Alors je ne suis pas d'accord, et j'ai fais des tests sur plusieurs jours et dans plusieurs conditions.
Pour rappel, les pack batteries sont disposés de la sorte: deux à l'arrière et un à l'avant du côté gauche. Je n'ai noté aucun soucis pour pivoter à gauche et à droite, par contre, le poids est plus important à l'arrière. Il faut savoir que ce déséquilibre influe sur l'engagement à mettre sur la pédale pour faire avancer la roue: il faut davantage lean en avant à la Kuji Roll. Autrement illustré, c'est comme si tu avais quelqu'un qui s'amuse à appuyer sur l'arrière de tes pédales et donc te freine, tu dois sur-engager pour compenser.
Je rassure, cette sensation/effort ne se ressent que dans des situations extrêmes (montés raides en off-road, longue montés sur route) où les mollets congestionnent. Voici les test:
- comparaison avec une RS HS (même moteur) : j'ai ressenti plus de pep's sur la RS, peu de latence au démarrage, c'est à dire qu'à peine sur l'engagement du corps, le moteur te pousse: une fusée en somme. En utilisation inversée de la EXN, la différence entre les deux roues s'efface.
- en pente raide (ex: sorti de parking): dans le sens d'origine, du mal à faire démarrer malgré l'engagement, et pour continuer à la faire avancer, l'engagement doit rester constant. Dans le sens inversé (feu arrière en avant), le démarrage est plus facile, la sensation de se faire porter (+110 kg).
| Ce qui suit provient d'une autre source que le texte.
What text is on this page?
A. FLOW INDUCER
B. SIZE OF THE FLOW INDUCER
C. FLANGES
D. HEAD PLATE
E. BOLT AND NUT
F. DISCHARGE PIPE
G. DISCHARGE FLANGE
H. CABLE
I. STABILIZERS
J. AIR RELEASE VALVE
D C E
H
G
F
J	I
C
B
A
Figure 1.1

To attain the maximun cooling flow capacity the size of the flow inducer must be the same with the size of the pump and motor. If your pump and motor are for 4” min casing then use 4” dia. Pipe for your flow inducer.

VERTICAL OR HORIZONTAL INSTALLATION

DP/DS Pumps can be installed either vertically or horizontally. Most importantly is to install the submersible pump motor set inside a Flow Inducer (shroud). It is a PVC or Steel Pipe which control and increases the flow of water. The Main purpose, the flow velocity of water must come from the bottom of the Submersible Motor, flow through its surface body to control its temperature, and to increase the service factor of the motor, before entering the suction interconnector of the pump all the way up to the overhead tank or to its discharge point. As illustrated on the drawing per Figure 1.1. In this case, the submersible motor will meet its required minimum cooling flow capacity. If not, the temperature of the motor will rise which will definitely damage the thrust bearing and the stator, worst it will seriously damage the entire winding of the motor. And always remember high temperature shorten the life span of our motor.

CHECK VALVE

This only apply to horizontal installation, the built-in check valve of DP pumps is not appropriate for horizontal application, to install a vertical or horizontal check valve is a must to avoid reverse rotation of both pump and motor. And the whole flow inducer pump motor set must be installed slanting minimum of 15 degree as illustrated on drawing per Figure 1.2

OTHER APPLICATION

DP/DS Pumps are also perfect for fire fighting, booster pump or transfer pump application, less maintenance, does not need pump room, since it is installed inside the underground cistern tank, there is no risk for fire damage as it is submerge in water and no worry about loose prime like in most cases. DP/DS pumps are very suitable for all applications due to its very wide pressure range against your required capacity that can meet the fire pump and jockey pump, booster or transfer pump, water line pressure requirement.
- sur deux sorties off-road: dans le sens d'origine, un ressenti de toujours lui demander d'avancer. En inversé, c'est simple, j'avance avec elle (ou l'inverse c'est du pareil au même). Et sur la longueur, mes mollets me remercient.
Il faut bien comprendre qu'en inversant, on passe d'une situation où on vous freine à une situation où on vous aide. Et depuis, j'ai définitivement adopté la conduite inversée, en plus d'une autre raison, et non sans sacrifice.
L'autre raison est probablement en lien avec ce qu'à dit @LaurentHV ci-dessous:
Ce fameux Romain (d'ailleurs je veux bien le lien du post pour me renseigner) semble avoir eu la même expérience que moi en virage serré: les pédales plongent pour "aider" le wheeler - une assistance en somme. Hors elle est trop présente même en mode strong et c'est une vrai catastrophe. On s'y habitue pour un usage citadin. Le soucis, je l'ai davantage perçu en off-road: une pédale qui plonge diminue l'espace avec le sol. Combien de fois j'ai senti mon coin du pied toucher les feuilles ou agripper la terre. Et puis l'expérience est dégradée: imaginez, vous filez et au bout un virage. Au lieu de partir sur une courbe, on doit ralentir en ligne droite, tourner/pivoter et à ce moment gérer l'assistance d'inclinaison, puis relancer la roue. Trois phases au lieu d'une. Par chance, en marche arrière l'assistance est absente (très minime) et du coup les pédales restent en position haute.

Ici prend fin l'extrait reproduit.